La crise gravissime que traverse Ikea France est un concentré de difficultés pour la filiale du groupe d’ameublement suédois. Pour au moins 7 raisons :

1)    Les faits sont graves. Pour mémoire, Ikea France est accusé d’avoir fouillé dans la vie privée de certains de ses employés et clients. En se payant notamment les services d’une société privée, l’entreprise aurait collecté des renseignements sur le passé, les antécédents judiciaires, policiers ou sur les comptes en banque et immatriculations de voitures de futurs employés, de collaborateurs voire même de clients récalcitrants.

2)    L’affaire remonte à presque 2 ans. Depuis sa mise au jour par le Canard Enchaîné en février 2012, le groupe est secoué par les soubresauts judiciaires et doit renouveler ses justifications et explications pour tenter de sauver son image.

3)    Cette fois, non seulement les dirigeants sont mis en examen, mais également l’entreprise elle-même en temps que personne morale. Ikea France doit verser 500 000 euros de caution pour garantir une éventuelle indemnisation des parties civiles. C’est bien l’image de la société elle-même qui est au cœur du maelström. Il sera difficile de circonscrire l’incendie en se contentant de changer des têtes.

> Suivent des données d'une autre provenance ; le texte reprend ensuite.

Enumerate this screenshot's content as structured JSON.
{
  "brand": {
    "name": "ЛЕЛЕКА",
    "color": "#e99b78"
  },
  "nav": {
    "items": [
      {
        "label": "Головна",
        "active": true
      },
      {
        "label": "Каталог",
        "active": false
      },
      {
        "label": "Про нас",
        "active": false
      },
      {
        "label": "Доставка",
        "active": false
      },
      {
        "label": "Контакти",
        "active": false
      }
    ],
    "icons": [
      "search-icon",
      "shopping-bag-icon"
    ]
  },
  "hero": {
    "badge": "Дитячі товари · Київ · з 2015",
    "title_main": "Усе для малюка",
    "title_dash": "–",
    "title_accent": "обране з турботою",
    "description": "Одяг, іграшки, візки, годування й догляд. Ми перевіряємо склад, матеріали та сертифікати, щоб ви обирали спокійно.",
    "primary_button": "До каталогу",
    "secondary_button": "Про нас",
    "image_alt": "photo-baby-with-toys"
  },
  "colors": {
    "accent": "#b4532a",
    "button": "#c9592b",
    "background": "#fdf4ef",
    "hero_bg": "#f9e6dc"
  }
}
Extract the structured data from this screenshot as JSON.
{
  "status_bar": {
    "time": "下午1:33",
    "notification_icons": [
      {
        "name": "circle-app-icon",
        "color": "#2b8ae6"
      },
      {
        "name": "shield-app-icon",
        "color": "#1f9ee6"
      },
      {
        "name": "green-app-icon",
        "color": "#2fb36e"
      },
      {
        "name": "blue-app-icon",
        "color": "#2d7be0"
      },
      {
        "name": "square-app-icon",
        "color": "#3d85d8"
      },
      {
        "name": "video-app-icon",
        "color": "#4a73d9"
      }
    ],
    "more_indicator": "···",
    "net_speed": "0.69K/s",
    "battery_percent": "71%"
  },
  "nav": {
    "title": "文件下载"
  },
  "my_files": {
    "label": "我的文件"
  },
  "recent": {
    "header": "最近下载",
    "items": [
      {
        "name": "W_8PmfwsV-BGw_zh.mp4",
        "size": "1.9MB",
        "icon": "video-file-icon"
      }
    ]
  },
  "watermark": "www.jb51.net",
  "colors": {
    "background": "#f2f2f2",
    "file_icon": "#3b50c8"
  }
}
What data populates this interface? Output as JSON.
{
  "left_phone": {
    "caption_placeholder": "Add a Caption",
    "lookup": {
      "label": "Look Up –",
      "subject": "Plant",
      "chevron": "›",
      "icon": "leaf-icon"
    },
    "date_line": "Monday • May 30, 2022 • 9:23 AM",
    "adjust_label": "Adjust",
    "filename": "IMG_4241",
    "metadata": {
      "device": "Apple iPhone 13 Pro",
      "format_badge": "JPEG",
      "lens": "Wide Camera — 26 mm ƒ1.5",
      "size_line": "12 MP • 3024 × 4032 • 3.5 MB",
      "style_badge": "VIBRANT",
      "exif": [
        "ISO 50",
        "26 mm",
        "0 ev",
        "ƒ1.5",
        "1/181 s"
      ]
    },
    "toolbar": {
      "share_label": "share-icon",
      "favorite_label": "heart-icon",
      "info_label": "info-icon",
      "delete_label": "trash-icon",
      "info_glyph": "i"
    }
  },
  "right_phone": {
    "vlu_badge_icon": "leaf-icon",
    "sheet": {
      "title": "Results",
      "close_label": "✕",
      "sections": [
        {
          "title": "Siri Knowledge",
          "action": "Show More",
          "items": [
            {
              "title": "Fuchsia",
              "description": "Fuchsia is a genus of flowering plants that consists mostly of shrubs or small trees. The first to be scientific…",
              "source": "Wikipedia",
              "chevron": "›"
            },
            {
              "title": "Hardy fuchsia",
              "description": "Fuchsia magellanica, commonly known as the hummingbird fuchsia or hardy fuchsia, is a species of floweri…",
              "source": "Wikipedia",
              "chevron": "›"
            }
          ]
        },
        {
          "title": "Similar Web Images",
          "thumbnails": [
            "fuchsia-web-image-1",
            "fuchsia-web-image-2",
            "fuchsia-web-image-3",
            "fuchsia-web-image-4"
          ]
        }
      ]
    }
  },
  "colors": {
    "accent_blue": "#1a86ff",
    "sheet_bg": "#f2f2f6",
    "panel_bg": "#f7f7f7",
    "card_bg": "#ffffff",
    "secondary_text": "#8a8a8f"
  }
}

4)    L’entreprise ne peut pas compter sur la solidarité de ses salariés, puisque ceux-ci sont la principale victime des agissements présumés de la direction. Ce sont d’ailleurs les syndicats qui sont montés au créneau et ont saisi la justice, d’autres employés n’hésitant pas à témoigner à charge dans les médias sur les pratiques du groupe. « Ces nouvelles mises en examen prouvent que le système d’espionnage était généralisé. L’ensemble des responsables français du groupe ne pouvaient ignorer de telles pratiques », a ainsi résumé un délégué FO.

5)    Les origines de la crise se trouvent dans les rapports entre la direction et ses employés. L’entreprise se retrouve donc face à la tâche immense de communiquer et d’agir en interne comme en externe, simultanément et en trouvant des arguments efficaces pour calmer ses employés tout en sauvegardant son image à l’extérieur, face aux médias et au grand public.

6)    Les faits reprochés sont en contradiction totale avec les valeurs et l’éthique mis en avant par l’entreprise depuis ses origines. Les soubresauts de cette affaire génèrent aussi une discordance insupportable entre les faits qui seront jugés devant un tribunal et les ressors utilisés par l’entreprise pour communiquer vers le public (avec des slogans comme « vous ne trouverez rien de comparable ailleurs » ou encore « tout est possible chez Ikea »). Un peu comme pour Barilla qui vante dans ses publicités les bienfaits de la convivialité et du partage alors que son PDG tient des propos discriminatoires envers les homosexuels.

7)    Ce n’est pas la première fois que le groupe Ikea est sous le feu des critiques et doit répondre de ses actes devant la justice. Il a été mis à l’amende pour destruction d’espèces protégées, soupçonné de placements dans des paradis fiscaux et a subi, comme d’autres, les retombées du scandale de la viande de cheval avec des stocks de boulettes de viande retirés en urgence de ses restaurants. Ces crises antérieures n’ont pas sapé l’image d’Ikea. Il en sera tout autrement pour la crise actuelle, plus grave et plus durable, avec d’autres événements judiciaires attendus.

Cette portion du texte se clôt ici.